As Memórias de Marnie emociona com sensibilidade sobrenatural
Não fosse a marca forte e de qualidade dos estúdios Ghibli, “As Memórias de Marnie” talvez não tivesse a boa recepção internacional que merecidamente teve. Afinal, não é assinado por Hayao Miyazaki e Isao Takahata, os dois nomes mais conhecidos do estúdio. Mas o filme de Hiromasa Yonebayashi é um primor em sua história sobre solidão, amizade e relações familiares, aliado a um crescente e instigante clima de mistério. O contexto é muito comum à cultura japonesa, que lida com o próximo de uma maneira mais distanciada, enquanto, paradoxalmente, imagina os espíritos com formas físicas, como comprovam obras referenciais do J-horror, como “Contos da Lua Vaga” (1953), de Kenji Mizoguchi, e “Kwaidan – As Quatro Faces do Medo” (1964), de Masaki Kobayashi. Não que “As Memórias de Marnie” se enquadre exatamente nessa categoria, embora a tangencie (os momentos que aproximam a animação de um horror gótico lembram, inclusive, certas produções do gênero da velha Hollywood). A animação deixa claro, desde o início, que há algo de estranho na garotinha loira que mora em uma mansão abandonada. O lugar só pode ser acessado quando a maré está baixa ou via barco. E essa dificuldade cria um objeto de fascinação para a solitária Anna.
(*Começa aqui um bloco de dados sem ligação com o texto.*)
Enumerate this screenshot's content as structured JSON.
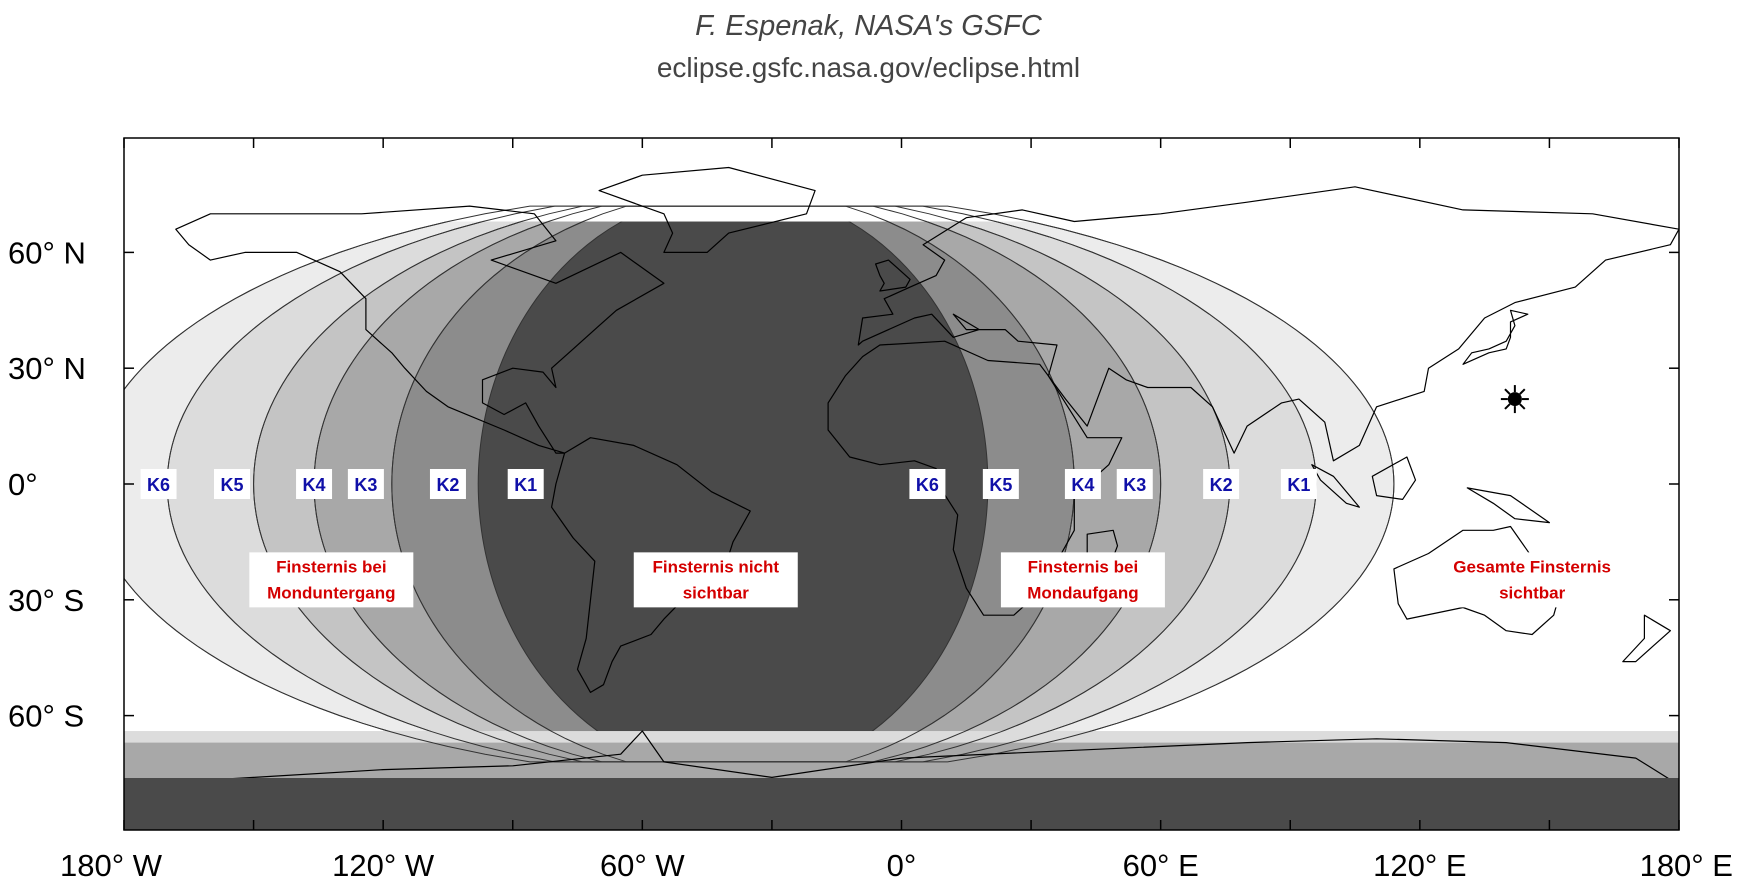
{
  "credit": {
    "line1": "F. Espenak, NASA's GSFC",
    "line2": "eclipse.gsfc.nasa.gov/eclipse.html"
  },
  "axes": {
    "lat_labels": [
      "60° N",
      "30° N",
      "0°",
      "30° S",
      "60° S"
    ],
    "lat_values": [
      60,
      30,
      0,
      -30,
      -60
    ],
    "lon_labels": [
      "180° W",
      "120° W",
      "60° W",
      "0°",
      "60° E",
      "120° E",
      "180° E"
    ],
    "lon_values": [
      -180,
      -120,
      -60,
      0,
      60,
      120,
      180
    ]
  },
  "contacts_west": [
    {
      "label": "K6",
      "lon": -172
    },
    {
      "label": "K5",
      "lon": -155
    },
    {
      "label": "K4",
      "lon": -136
    },
    {
      "label": "K3",
      "lon": -124
    },
    {
      "label": "K2",
      "lon": -105
    },
    {
      "label": "K1",
      "lon": -87
    }
  ],
  "contacts_east": [
    {
      "label": "K6",
      "lon": 6
    },
    {
      "label": "K5",
      "lon": 23
    },
    {
      "label": "K4",
      "lon": 42
    },
    {
      "label": "K3",
      "lon": 54
    },
    {
      "label": "K2",
      "lon": 74
    },
    {
      "label": "K1",
      "lon": 92
    }
  ],
  "regions": [
    {
      "lines": [
        "Finsternis bei",
        "Monduntergang"
      ],
      "lon": -132,
      "lat": -26
    },
    {
      "lines": [
        "Finsternis nicht",
        "sichtbar"
      ],
      "lon": -43,
      "lat": -26
    },
    {
      "lines": [
        "Finsternis bei",
        "Mondaufgang"
      ],
      "lon": 42,
      "lat": -26
    },
    {
      "lines": [
        "Gesamte Finsternis",
        "sichtbar"
      ],
      "lon": 146,
      "lat": -26
    }
  ],
  "subsolar_marker": {
    "icon": "sun-icon",
    "lon": 142,
    "lat": 22
  },
  "shading": {
    "not_visible": "#4a4a4a",
    "band_dark": "#8c8c8c",
    "band_mid": "#a8a8a8",
    "band_light": "#c4c4c4",
    "band_lighter": "#dcdcdc",
    "band_lightest": "#ececec",
    "full_visible": "#ffffff"
  }
}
Quando ela visita a mansão pela primeira vez, logo percebe que o lugar está abandonado. Mas vê que as luzes estão acesas. E finalmente tem a primeira visão e contato com a nova amiga. Há nuances nesse relacionamento que permitem imaginar que a atração entre as duas é mais que amizade, uma espécie de amor romântico, graças a detalhes como a forma como tocam suas mãos num barco, o momento em que Anna a convida para sua casa e a cena da dança na festa patrocinada pelos pais aristocratas de Marnie. O que as torna íntimas é a solidão que ambas sentem. As duas são órfãs e, por meio de suas conversas e flashbacks, os encontros viram confidências, aproximando-as também do espectador. Embora ameace cair no melodrama, “As Memórias de Marnie” se contém, evitando a manipulação ao atingir seu pico emocional, lá pelo finalzinho, quando o filme revela seu verdadeiro tema, a autodescoberta. E quando também, junto com Anna, o espectador finalmente descobre quem de fato é Marnie. Belo e sensível, “As Memórias de Marnie” foi indicado ao Oscar 2016 na categoria de Melhor Animação.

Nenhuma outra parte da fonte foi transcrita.